Avoid The Cleanse: How To Keep Your Subscribers

I’ve been cleansing for the past week. Not one of “those” cleanses that your friends post about on Facebook that makes you cringe, but an inbox cleanse. I’m trying to clear my inbox and stay on top of it. I was at 1800+ a few days ago (emails that needed attention) to 140 now. One of the things I’ve been doing is unsubscribing from almost every newsletter I’ve been on. Only a select few have survived from the dozens, if not 100+ I was on. Why did they stay? Recognized, Relevance, Relationship.

I recognized the sender and remember signing up in the first place.

The content is relevant to me, not just relevant to the sender, like a sales pitch.

I feel a connection to the brand, like a relationship.
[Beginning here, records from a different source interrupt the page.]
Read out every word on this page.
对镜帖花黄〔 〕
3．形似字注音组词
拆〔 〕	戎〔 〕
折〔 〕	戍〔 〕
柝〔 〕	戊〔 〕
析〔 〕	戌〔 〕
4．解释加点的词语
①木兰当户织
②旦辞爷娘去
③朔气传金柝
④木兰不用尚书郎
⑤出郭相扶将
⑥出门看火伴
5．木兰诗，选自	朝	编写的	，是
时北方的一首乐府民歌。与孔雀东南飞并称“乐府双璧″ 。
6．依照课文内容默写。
Really, there are three classifications of email that we all receive:

  1. Spam/trash/not reading.
  2. Will read later.
  3. Must read/react.

Stay out of the first two categories, because “will read later” is latin for “not reading later, see it 3 months from now, feel guilty, delete, pretend I never got it.”

Here are some tips to get yours into category 3:

Get them in the door in the first place. Having a box on your website that says “Sign-up for our free newsletter” is not enticing. Besides, since when was the “free” part unique? Are there a rash of crappy paid newsletters that are taking over the nation that I didn’t know about? How about “Sign-up for product updates and exclusive announcements” if you’re a product business. Or something like “Sign-up for weekly tips on how to save your business money.”**

– When I do sign-up, send me a welcome email, not a confirmation email. Big difference. A confirmation email is “You’ve been added to the BoringAsPaint newsletter. 8490283HJF-94” or even better “You’ve been added, here’s the info you just entered into the form.” Someone signing up for your newsletter/blog update list is them raising their hand for a brand high five, and we’re leaving most people hanging. Do you know how stupid people feel when they’re left hanging for a high-five? It’s almost as embarrassing as tweeting about a juice cleanse. Welcome them. Talk to them. Start a conversation.
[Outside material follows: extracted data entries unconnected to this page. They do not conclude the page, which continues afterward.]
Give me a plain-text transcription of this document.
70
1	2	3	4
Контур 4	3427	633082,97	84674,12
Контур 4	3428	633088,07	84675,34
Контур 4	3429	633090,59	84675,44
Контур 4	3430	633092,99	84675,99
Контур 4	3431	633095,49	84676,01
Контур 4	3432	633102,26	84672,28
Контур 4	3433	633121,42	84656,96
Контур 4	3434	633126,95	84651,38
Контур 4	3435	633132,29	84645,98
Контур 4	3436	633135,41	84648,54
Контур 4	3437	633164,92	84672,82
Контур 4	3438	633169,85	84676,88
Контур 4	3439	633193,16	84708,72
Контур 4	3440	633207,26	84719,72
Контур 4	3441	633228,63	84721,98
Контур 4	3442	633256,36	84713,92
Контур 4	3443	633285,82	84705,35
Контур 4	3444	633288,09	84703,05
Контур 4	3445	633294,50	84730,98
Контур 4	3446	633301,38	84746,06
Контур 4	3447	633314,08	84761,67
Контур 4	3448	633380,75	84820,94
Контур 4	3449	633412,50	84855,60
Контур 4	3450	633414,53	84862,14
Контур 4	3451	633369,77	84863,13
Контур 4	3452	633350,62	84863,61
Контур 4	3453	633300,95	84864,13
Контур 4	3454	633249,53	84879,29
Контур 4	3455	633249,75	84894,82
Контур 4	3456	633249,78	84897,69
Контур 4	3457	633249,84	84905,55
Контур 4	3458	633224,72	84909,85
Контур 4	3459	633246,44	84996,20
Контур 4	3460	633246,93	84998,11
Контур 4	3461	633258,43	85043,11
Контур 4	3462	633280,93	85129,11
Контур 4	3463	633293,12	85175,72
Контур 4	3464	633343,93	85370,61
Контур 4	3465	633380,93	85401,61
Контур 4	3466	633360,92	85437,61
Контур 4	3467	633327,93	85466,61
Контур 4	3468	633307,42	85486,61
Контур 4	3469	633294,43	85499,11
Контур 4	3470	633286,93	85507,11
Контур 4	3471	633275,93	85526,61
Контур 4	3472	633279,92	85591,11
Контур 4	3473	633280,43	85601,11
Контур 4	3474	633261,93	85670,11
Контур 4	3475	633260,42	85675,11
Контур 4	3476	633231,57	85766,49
When you sign-up for my newsletter (there's a sign up form at the bottom of this article), our welcome email says:

Hi there,

Thanks for signing up to the Un-Marketing newsletter. I know how an inbox can get crowded and I appreciate you allowing my newsletter to get through the clutter.

May I ask what line of business you’re in? It helps me tailor the newsletter to you even better.”
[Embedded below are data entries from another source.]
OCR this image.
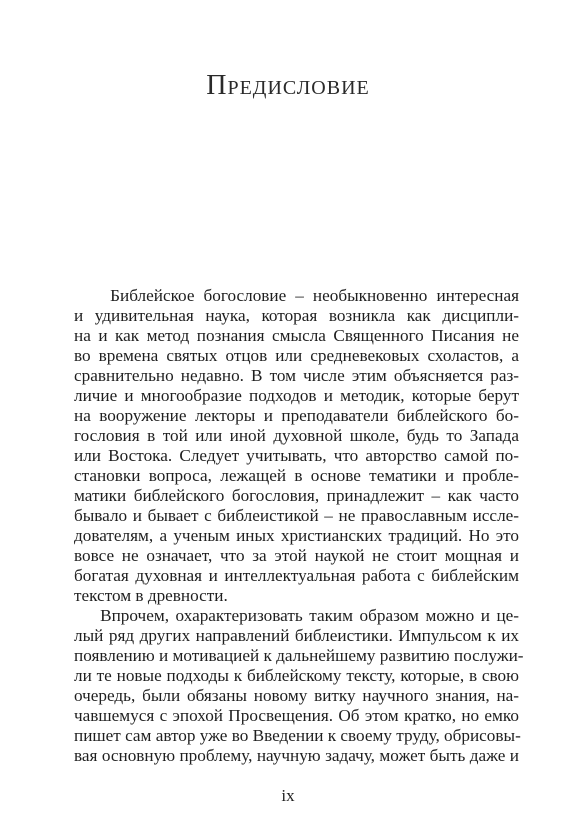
Предисловие
Библейское богословие – необыкновенно интересная
и удивительная наука, которая возникла как дисципли-
на и как метод познания смысла Священного Писания не
во времена святых отцов или средневековых схоластов, а
сравнительно недавно. В том числе этим объясняется раз-
личие и многообразие подходов и методик, которые берут
на вооружение лекторы и преподаватели библейского бо-
гословия в той или иной духовной школе, будь то Запада
или Востока. Следует учитывать, что авторство самой по-
становки вопроса, лежащей в основе тематики и пробле-
матики библейского богословия, принадлежит – как часто
бывало и бывает с библеистикой – не православным иссле-
дователям, а ученым иных христианских традиций. Но это
вовсе не означает, что за этой наукой не стоит мощная и
богатая духовная и интеллектуальная работа с библейским
текстом в древности.
Впрочем, охарактеризовать таким образом можно и це-
лый ряд других направлений библеистики. Импульсом к их
появлению и мотивацией к дальнейшему развитию послужи-
ли те новые подходы к библейскому тексту, которые, в свою
очередь, были обязаны новому витку научного знания, на-
чавшемуся с эпохой Просвещения. Об этом кратко, но емко
пишет сам автор уже во Введении к своему труду, обрисовы-
вая основную проблему, научную задачу, может быть даже и
ix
Really, it does, go see for yourself and you’ll get emailed only when I have something awesome to say for your business (see what I did there?)

Email:

Go ahead, reply to it. I’ll see it. :)

You know what that does for me? It creates a connection with the reader and automatically sets the tone for future emails. Most don’t reply, and of the ones who do, half are replying to say they just like the fact that I asked! For the ones that do, I read them. I get them right to my phone, and I reply to a lot of them. I used to have them go to my assistant, but then I realized that missed the point of the reason I was asking it in the first place: I wanted to know!

Not only does it create a connection and I’ve had awesome conversations with people because of it, it’s lead to book sales and speaking gigs. When researching speakers about “engagement” for a conference coming up, the booker subscribed to a few newsletters of potential keynotes. Guess who the only one was that actually engaged with her? I’m looking forward to keynoting that conference. For those of you saying “Whoa cowboy! We can’t handle that amount of email replies!” Relax. The 3 subscribers you’re getting a week won’t overload the server with responses. Even a big brand shouldn’t have a lot of issues. I had a newsletter in a different industry with over 350,000 subscribers, thousands coming in a day. Most people don’t reply, they just like the fact you asked.

Also, when you connect with them, your brand is no longer a brand, but a conversation they’ve had and when your name pops into their inbox again? They recognize you. Forget “best time of day to send email” if they don’t recognize you, it doesn’t really matter what time it is.

Check out this great example of a brand being awesome in a confirmation email that products are on their way.

Even my fave Tshirt company, Sevenly says this when they email to confirm you’ve bought a shirt and helped a cause:

clean2.jpg

– Respect your readers. I’ve said this many times in books and talks, but email them when you have something to say that’s useful for them, not because you “should” send weekly. I rarely blog, but when I do, people open the email about it because if my lazy-ass wrote something, it has to be good.

– Make it personal. I can’t stand automation, that’s no secret. When it comes to newsletters, when I say “automation” I mean the sending of blog posts and the copy that goes with it. The “Feed” looking notification that a new post is up, or even the cut-off intro to the post. I write a custom email to my list when a new blog post is up, just for them. It’s short, fun and I love writing it. And only they get it.

So which ones made the cut for me? Sideshow Collectibles (because I’m obsessed with comic statues, those are mine in the pic), Convince & Convert (Because Jay and his team have the best content around, and a new book coming out) and a few others.